Le Mercredi 24 février 2010
Le 17 février, Pierre Fleuriot, président du Crédit suisse de France, Olivier Poupart-Lafarge et Jean-Pierre Hellebuyck, membres du collège de l’Autorité des marchés financiers (AMF) et respectivement ancien directeur général délégué de Bouygues et vice-président d’Axa IM, ont remis à Christine Lagarde leur rapport sur la révision de la directive Marchés d’instruments financiers1 (MIF).
La directive MIF définit l’organisation des marchés actions en supprimant la concentration des ordres en un lieu unique, en promouvant la concurrence entre plateformes de négociation et en édictant de nouvelles règles en matière de transparence pré et post-négociation. Son application depuis un peu plus de deux ans a entraîné « une multiplication de systèmes multilatéraux de négociation1 » (24 aujourd’hui), « une baisse des prix de transaction », « l’émergence de plateformes paneuropéennes offrant la possibilité d’acheter et de vendre des titres admis à la négociation dans l’ensemble des Etats membres, ce qui n’était pas le cas auparavant ». En outre, soulignent les auteurs du rapport, « ces nouvelles plateformes ont favorisé la création de nouvelles chambres de compensation accélérant la baisse déjà entamée des coûts sur le segment de la compensation ». En revanche, « l’effet de la nouvelle réglementation sur la liquidité des marchés est difficile à déterminer en raison des impacts de la crise financière et des évolutions intervenues au cours de la même période, au premier rang desquelles l’innovation technologique ».
Manque de transparence
Ce qui est certain, pour les rapporteurs, c’est que « les coûts supplémentaires d’accès à l’information et surtout la mauvaise qualité des données post-négociation constituent un véritable échec de la directive ». Les émetteurs ont en effet des difficultés à suivre les mouvements affectant la vie de leurs titres et les investisseurs finaux n’ont pas constaté de réelle baisse des prix unitaires sur la négociation et la compensation, expliquent-ils. « La qualité de l’information disponible, tant pour le marché que pour les émetteurs et régulateurs, n’a pas suivi l’évolution des marchés impactés par la directive », affirment-ils, proposant de « revoir précisément les modalités d’information tant des intervenants de marché que des régulateurs ». La transparence doit être renforcée « surtout au niveau post-négociation, par la mise en place d’un système d’information en continu sur les transactions ».
Régulateur européen
Ensuite, « un grand marché européen intégré appelle une autorité centrale de régulation disposant de véritables pouvoirs », considèrent les rapporteurs, qui souhaitent « renforcer les pouvoirs d’intervention et les prérogatives de l’Autorité européenne des marchés de titres (Esma) afin de bien s’assurer que les règles soient interprétées et appliquées de manière homogène et de permettre à la concurrence de s’exercer dans un cadre équitable ».
Harmoniser le post-marché
Enfin, parallèlement à la révision de la directive MIF, ils appellent à une « harmonisation du post-marché (opérations de compensation et règlement-livraison) au niveau européen ». Parmi les pistes avancées apparaissent l’idée d’un « accès à la monnaie centrale comme critère discriminant pour évaluer la sécurité des chambres de compensation, afin de limiter les risques systémiques » et celle d’une « harmonisation complète des contraintes réglementaires et des normes techniques afin de faciliter une intégration européenne de la compensation ».
C.D.
(1) Adoptée le 21 avril 2004 et entrée en vigueur le 1er novembre 2007.

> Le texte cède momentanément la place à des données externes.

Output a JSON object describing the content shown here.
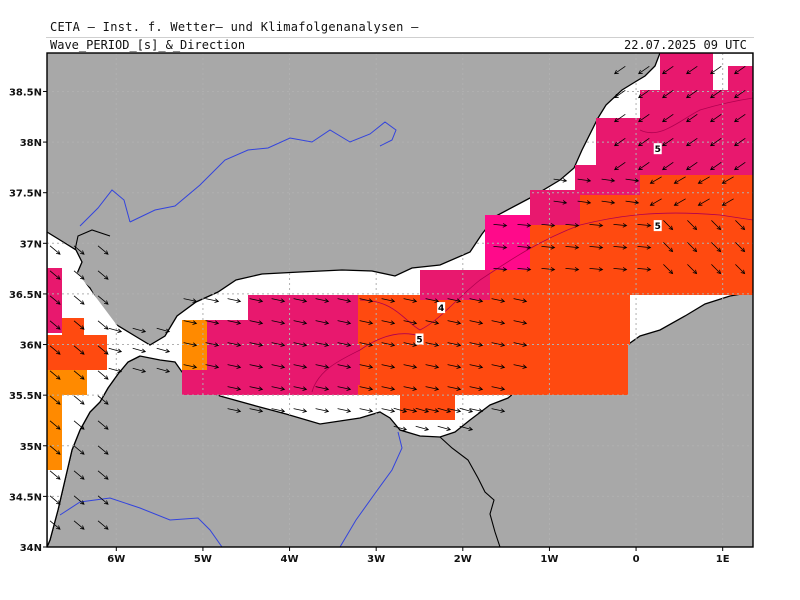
{
  "header": {
    "title": "CETA – Inst. f. Wetter– und Klimafolgenanalysen –",
    "variable": "Wave_PERIOD_[s]_&_Direction",
    "datetime": "22.07.2025 09 UTC"
  },
  "axes": {
    "lon_range": [
      -6.8,
      1.35
    ],
    "lat_range": [
      34.0,
      38.88
    ],
    "lon_ticks": [
      {
        "value": -6,
        "label": "6W"
      },
      {
        "value": -5,
        "label": "5W"
      },
      {
        "value": -4,
        "label": "4W"
      },
      {
        "value": -3,
        "label": "3W"
      },
      {
        "value": -2,
        "label": "2W"
      },
      {
        "value": -1,
        "label": "1W"
      },
      {
        "value": 0,
        "label": "0"
      },
      {
        "value": 1,
        "label": "1E"
      }
    ],
    "lat_ticks": [
      {
        "value": 34.0,
        "label": "34N"
      },
      {
        "value": 34.5,
        "label": "34.5N"
      },
      {
        "value": 35.0,
        "label": "35N"
      },
      {
        "value": 35.5,
        "label": "35.5N"
      },
      {
        "value": 36.0,
        "label": "36N"
      },
      {
        "value": 36.5,
        "label": "36.5N"
      },
      {
        "value": 37.0,
        "label": "37N"
      },
      {
        "value": 37.5,
        "label": "37.5N"
      },
      {
        "value": 38.0,
        "label": "38N"
      },
      {
        "value": 38.5,
        "label": "38.5N"
      }
    ]
  },
  "colors": {
    "land": "#a8a8a8",
    "sea": "#ffffff",
    "coast": "#000000",
    "rivers": "#3344dd",
    "borders": "#000000",
    "period_4_5": "#e8186e",
    "period_5_6": "#ff4a10",
    "period_6_7": "#ff8a00",
    "period_3_4": "#ff0a8a",
    "grid": "#b0b0b0",
    "arrow": "#000000"
  },
  "contour_labels": [
    {
      "text": "4",
      "lon": -2.25,
      "lat": 36.36
    },
    {
      "text": "5",
      "lon": -2.5,
      "lat": 36.05
    },
    {
      "text": "5",
      "lon": 0.25,
      "lat": 37.93
    },
    {
      "text": "5",
      "lon": 0.25,
      "lat": 37.17
    }
  ]
}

(2) Multilateral trading facilities : MTF.
Faire accéder les PME au marché financier
Les rapporteurs demandent que soient mises en place des « solutions spécifiques pour les PME afin de leur faciliter l’accès au marché financier européen ». Ce sujet, reconnaissent-ils, « a vocation à faire l’objet d’analyses spécifiques car il touche beaucoup de domaines, parmi lesquels l’allégement des contraintes portant sur l’admission à la négociation et le contenu du prospectus, l’adaptation des normes comptables applicables aux PME en retenant un principe de proportionnalité, la promotion de véhicules d’investissement spécifiques destinés aux PME ainsi que la création de plates-formes paneuropéennes spécialisées sur la négociation des titres de PME pour en concentrer la liquidité ».
Ils estiment que « la mission confiée par le ministre de l’économie, de l’industrie et de l’emploi a confié à Fabrice Demarigny en vue de proposer un “Small Business Act boursier” pour l’Europe, dont les conclusions sont attendues pour la fin du mois de février, constituera une contribution importante à ce débat européen ».